Tuesday, June 28, 2011

Capital Is Political

. Tuesday, June 28, 2011



Joe Nocera and Bethany McLean, co-authors of financial crisis account All the Devils Are Here, have competing op-eds on the importance of raising capital ratios. Here's how Nocera's starts:

Capital matters. Let me put that another way. The current fight over additional capital requirements for the banking industry, eye-glazing though it is, also happens to be the most important reform moment since the financial crisis broke out three years ago. More important than the wrangling over Dodd-Frank. More important than the ongoing effort to regulate derivatives. More important even than the jousting over the new Consumer Financial Protection Bureau.


And here's McLean:

Think about the past (the financial meltdown in 2008) and the present (the fear that a default by Greece will ignite another financial crisis ). If banks had held more capital, would we have avoided either mess? I'm afraid the answer is no.

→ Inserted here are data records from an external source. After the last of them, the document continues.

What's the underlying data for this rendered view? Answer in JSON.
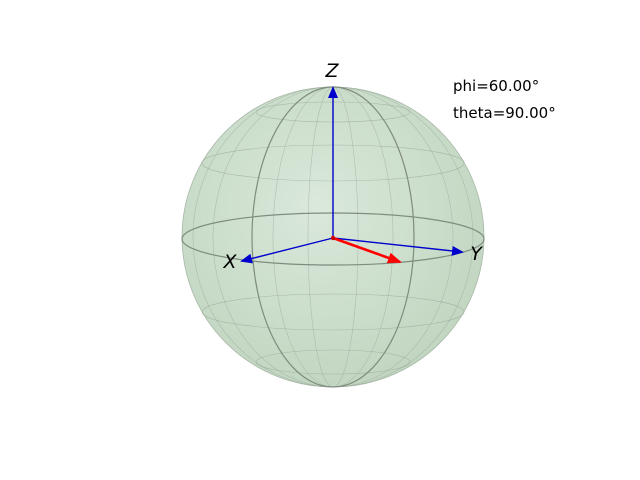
{
  "figure": {
    "axis_labels": {
      "x": "X",
      "y": "Y",
      "z": "Z"
    },
    "params": {
      "phi": "phi=60.00°",
      "theta": "theta=90.00°"
    },
    "colors": {
      "sphere_fill": "#c8dcc8",
      "wire": "#9aa69a",
      "axis_arrow": "#0000cc",
      "state_vector": "#ff0000",
      "origin": "#cc0000"
    },
    "state": {
      "phi_deg": 60.0,
      "theta_deg": 90.0
    }
  }
}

Here's how I'd sum up the difference. McLean argues that all bank crises stem from runs on banks, and when a run is on no amount of capital can stop it. Yes, Nocera might respond, but runs are crises of confidence and higher capital requirements can increase confidence in the stability of financial institutions. Both could be right. But as McLean hints, the type of capital restrictions can end up backhandedly make financial institutions less safe:

Not only would higher capital requirements have failed to prevent these crises; conceivably they might have made them worse. The risk weighting that the regulators apply to assets encourages banks to hold more of the assets that are supposed to be low-risk. That's why banks all owned a lot of mortgage-backed securities—they were purportedly low-risk, and banks didn't have to hold much capital against them. Sovereign debt like Greece's was also purportedly low-risk; that why banks owned a lot of it. Subsequent events showed that the risk weightings left something to be desired. Because they were standardized, they incentivized banks engaged in the same risky behavior. If you believe that crises come about because too many banks do too many of the same dumb things, then faulty international capital requirements are arguably worse than no such requirements at all.

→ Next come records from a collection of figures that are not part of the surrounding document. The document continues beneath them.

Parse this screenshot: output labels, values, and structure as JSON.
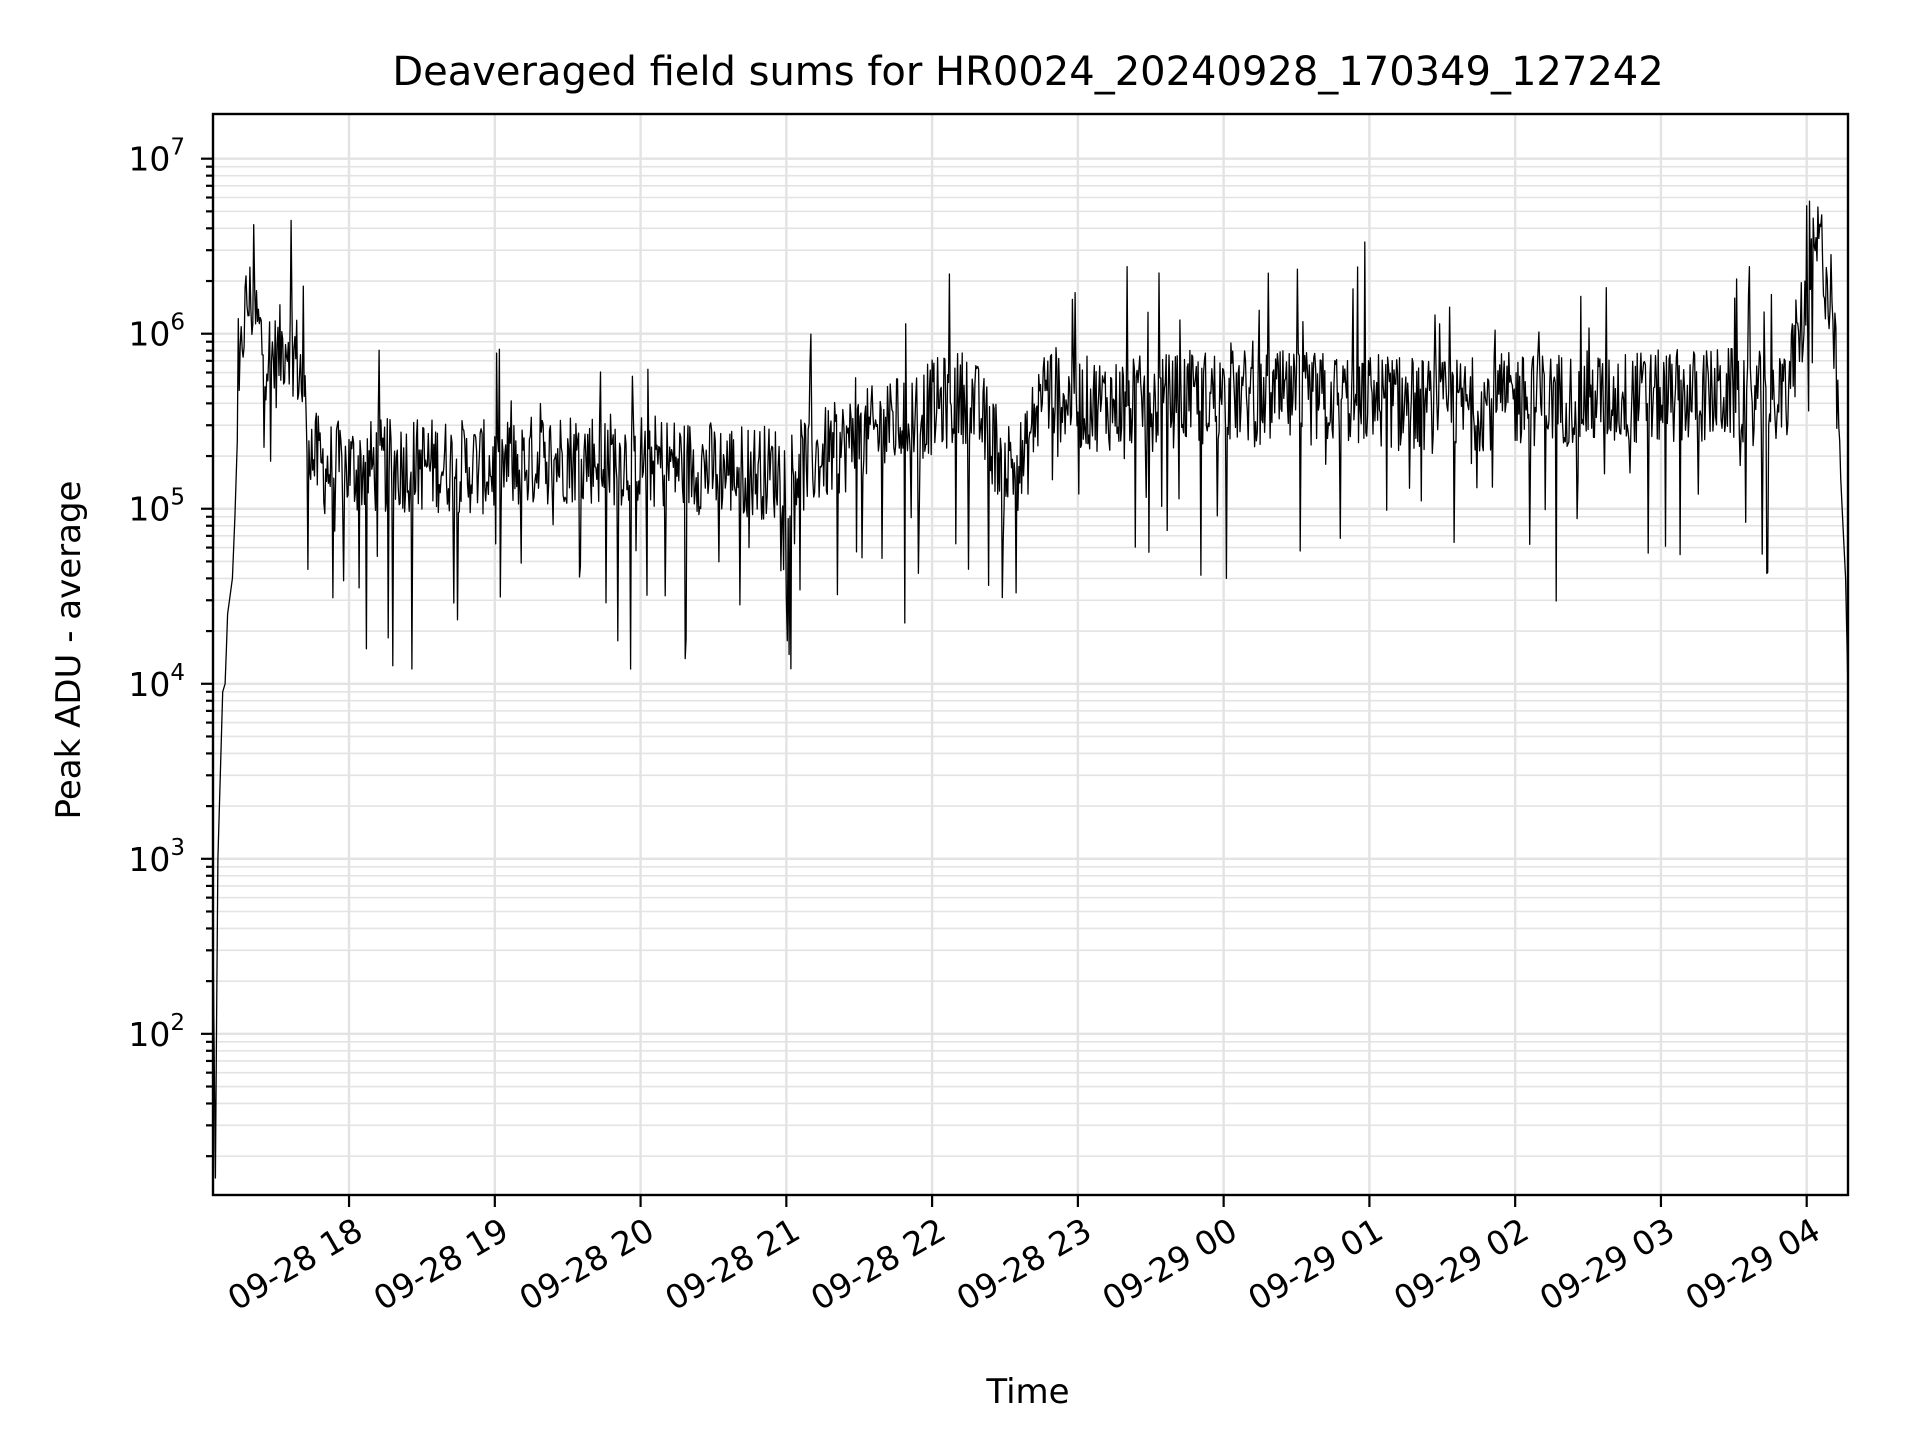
{
  "chart_data": {
    "type": "line",
    "title": "Deaveraged field sums for HR0024_20240928_170349_127242",
    "xlabel": "Time",
    "ylabel": "Peak ADU - average",
    "yscale": "log",
    "ylim": [
      12,
      18000000
    ],
    "xlim": [
      "2024-09-28 17:04",
      "2024-09-29 04:17"
    ],
    "grid": true,
    "line_color": "#000000",
    "x_ticks": [
      {
        "value": "2024-09-28 18:00",
        "label": "09-28 18"
      },
      {
        "value": "2024-09-28 19:00",
        "label": "09-28 19"
      },
      {
        "value": "2024-09-28 20:00",
        "label": "09-28 20"
      },
      {
        "value": "2024-09-28 21:00",
        "label": "09-28 21"
      },
      {
        "value": "2024-09-28 22:00",
        "label": "09-28 22"
      },
      {
        "value": "2024-09-28 23:00",
        "label": "09-28 23"
      },
      {
        "value": "2024-09-29 00:00",
        "label": "09-29 00"
      },
      {
        "value": "2024-09-29 01:00",
        "label": "09-29 01"
      },
      {
        "value": "2024-09-29 02:00",
        "label": "09-29 02"
      },
      {
        "value": "2024-09-29 03:00",
        "label": "09-29 03"
      },
      {
        "value": "2024-09-29 04:00",
        "label": "09-29 04"
      }
    ],
    "y_ticks": [
      {
        "value": 100,
        "base": "10",
        "exp": "2"
      },
      {
        "value": 1000,
        "base": "10",
        "exp": "3"
      },
      {
        "value": 10000,
        "base": "10",
        "exp": "4"
      },
      {
        "value": 100000,
        "base": "10",
        "exp": "5"
      },
      {
        "value": 1000000,
        "base": "10",
        "exp": "6"
      },
      {
        "value": 10000000,
        "base": "10",
        "exp": "7"
      }
    ],
    "series": [
      {
        "x": [
          "2024-09-28 17:04",
          "2024-09-28 17:05",
          "2024-09-28 17:06",
          "2024-09-28 17:07",
          "2024-09-28 17:08",
          "2024-09-28 17:09",
          "2024-09-28 17:10",
          "2024-09-28 17:12",
          "2024-09-28 17:14",
          "2024-09-28 17:16",
          "2024-09-28 17:18",
          "2024-09-28 17:20",
          "2024-09-28 17:25",
          "2024-09-28 17:30",
          "2024-09-28 17:35",
          "2024-09-28 17:40",
          "2024-09-28 17:45",
          "2024-09-28 17:50",
          "2024-09-28 18:00",
          "2024-09-28 18:30",
          "2024-09-28 19:00",
          "2024-09-28 19:30",
          "2024-09-28 20:00",
          "2024-09-28 20:30",
          "2024-09-28 21:00",
          "2024-09-28 21:30",
          "2024-09-28 22:00",
          "2024-09-28 22:15",
          "2024-09-28 22:30",
          "2024-09-28 22:38",
          "2024-09-28 22:45",
          "2024-09-28 23:00",
          "2024-09-28 23:30",
          "2024-09-29 00:00",
          "2024-09-29 00:30",
          "2024-09-29 01:00",
          "2024-09-29 01:30",
          "2024-09-29 02:00",
          "2024-09-29 02:30",
          "2024-09-29 03:00",
          "2024-09-29 03:30",
          "2024-09-29 03:50",
          "2024-09-29 04:00",
          "2024-09-29 04:05",
          "2024-09-29 04:10",
          "2024-09-29 04:12",
          "2024-09-29 04:14",
          "2024-09-29 04:16",
          "2024-09-29 04:17"
        ],
        "y": [
          400,
          15,
          1000,
          3000,
          9000,
          10000,
          25000,
          40000,
          200000,
          1000000,
          1500000,
          1500000,
          800000,
          700000,
          1000000,
          600000,
          200000,
          170000,
          170000,
          180000,
          170000,
          200000,
          190000,
          170000,
          160000,
          250000,
          380000,
          450000,
          180000,
          180000,
          500000,
          400000,
          400000,
          450000,
          420000,
          430000,
          380000,
          420000,
          430000,
          430000,
          450000,
          400000,
          1500000,
          3500000,
          1500000,
          600000,
          150000,
          40000,
          9000
        ]
      }
    ]
  }
}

This is more-or-less the Friedman hypothesis [1, 2, 3, 4]: the regulatory code rewarded lending to governments and to vehicles for securitization, and no wonder. Regulations are political creations, so they will favor things that political actors want. Cheap access to government debt is one; plenty of cheap housing finance is another.

Nocera hasn't fully internalized this point -- he refers to regulators' decisions as "somewhat absurd" and to political bargaining over regulatory policy as "pathetic" and a "sorry sight" -- but he hones in on one important international dimension:

European banks, to be sure, have fought fiercely against higher capital requirements. It’s not really because they hope to get a leg up on the rest of the world, though. It is because these banks are in far worse shape than the banks in other parts of the world; they can’t afford higher capital requirements. If Europe began insisting that its banks begin holding enough capital to cushion against all the risk on their books — starting with Greek debt — the truth would be out: Their insolvency would suddenly be apparent. If Europe wants to keep kicking the can, by turning its back on the surest measure to increase the safety of its financial system, why on earth would we want to go along?

Tarullo will soon travel to Basel, Switzerland, (yes, that’s why they call them the Basel accords) to push for the highest capital requirements he can get the rest of the world to agree to. He will also try to convince the international standard-setters that a significant surcharge on the most systemically important banks is vitally important.


That surcharge, discussed here, represents just the most recent of several US (and UK and Switzerland) victories in the Basel negotiation process. The delayed phase-in was the main victory of the European contingent. But the takeaway needs to be that we need to understand the political process in order to understand what the purpose of regulations are, and the ways they shape firm behaviors.